O behaviorismo é uma filosofia que embasa a ciência empírica que estuda o comportamento dos organismos, sendo esta chamada de Análise do Comportamento ou Psicologia Comportamental. Behavioristas não criaram a punição (ou mesmo os choques elétricos) e seu fundador (B. F. Skinner) é o maior inimigo de práticas coercitivas ou punitivas. As instituições sociais criaram as punições, e não os behavioristas. Como cidadãos, observamos, consternados, métodos ‘disciplinadores’ em nossas relações econômicas, governamentais, educacionais, religiosas, entre outras. Todos nós estamos bem familiarizados com as práticas de nossa cultura, que apresenta consequências punitivas para pessoas que infringem as leis, tais como a não prestação de contas ao fisco, o não cumprimento de deveres cívicos, o desempenho insatisfatório em trabalhos escolares, ou qualquer ação que seja classificada como pecado ou erro.

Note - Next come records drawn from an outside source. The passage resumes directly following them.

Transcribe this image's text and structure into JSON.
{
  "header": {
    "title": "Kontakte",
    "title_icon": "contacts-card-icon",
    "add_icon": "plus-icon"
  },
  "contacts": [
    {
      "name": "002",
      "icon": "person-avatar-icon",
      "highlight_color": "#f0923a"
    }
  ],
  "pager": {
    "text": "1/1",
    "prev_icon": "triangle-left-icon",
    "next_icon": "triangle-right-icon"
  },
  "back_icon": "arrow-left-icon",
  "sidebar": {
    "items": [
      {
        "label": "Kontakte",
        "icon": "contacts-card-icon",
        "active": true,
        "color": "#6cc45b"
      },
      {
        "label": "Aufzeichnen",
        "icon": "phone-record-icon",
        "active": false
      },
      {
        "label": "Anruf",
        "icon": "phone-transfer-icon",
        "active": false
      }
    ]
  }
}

Cidadãos dignos e atuantes
Os behavioristas, buscando meios de suprimir essas práticas e demonstrar seus efeitos perniciosos, pesquisam a punição com profundidade há mais de 60 anos, com robusta produção científica, denunciando veementemente as práticas coercitivas na sociedade. Mesmo em épocas de ditadura militar, analistas do comportamento não deixaram de se manifestar publicamente contra a prática da punição em nossa cultura. Maria Amélia Matos (em memória) foi uma das pessoas que o fizeram, em um artigo denominado ‘A ética no uso do controle aversivo’, de 1982.
Temos behavioristas no Brasil reconhecidos internacionalmente, trabalhando e buscando soluções para um vasto leque de problemas humanos, sem o uso de punição. No campo da saúde, desenvolvemos tecnologias de intervenção que melhoram a vida das pessoas que sofrem dos mais diversos distúrbios. Comumente tratamos dos efeitos maléficos provocados pela punição e ensinamos nossos clientes a como efetivamente enfrentá-la. Temos terapeutas comportamentais trabalhando com pessoas deprimidas, fóbicas, ansiosas. Trabalhamos também com crianças com problema de desenvolvimento dos mais diversos. O tratamento de maior eficácia para o autismo é reconhecidamente de orientação behaviorista.
Como cientistas também preocupados com as práticas educacionais, auxiliamos na formação de melhores professores e na educação de crianças para que estas venham a se tornar cidadãos dignos e atuantes em suas comunidades. Pessoas que saibam fazer escolhas e que não venham a causar sofrimentos a outros ou a si mesmo, usando, inadvertidamente, a mesma punição que aprenderam em ambientes sociais coercitivos.
Esclarecer dúvidas e dialogar
Muitos colegas na Psicologia Comportamental trabalham em empresas, no esporte ou no planejamento de políticas sociais mais humanas. B. F. Skinner, ao seu tempo, foi um humanitário e as causas ilustradas no livro Walden II (obra bem lembrada por Mainardi) são, por assim dizer, genuinamente humanitárias. Vale lembrar que em nenhum momento desta obra de ficção o autor propõe uma sociedade totalitária. Pelo contrário, sua proposta de sociedade defende o respeito à individualidade e à liberdade individual. Aliás, o mesmo Skinner defende que, se a sociedade em que vivemos não usasse tanta punição, nem precisaríamos criar um termo como a ‘liberdade’, já que ele seria um valor comum, e não um estado de exceção.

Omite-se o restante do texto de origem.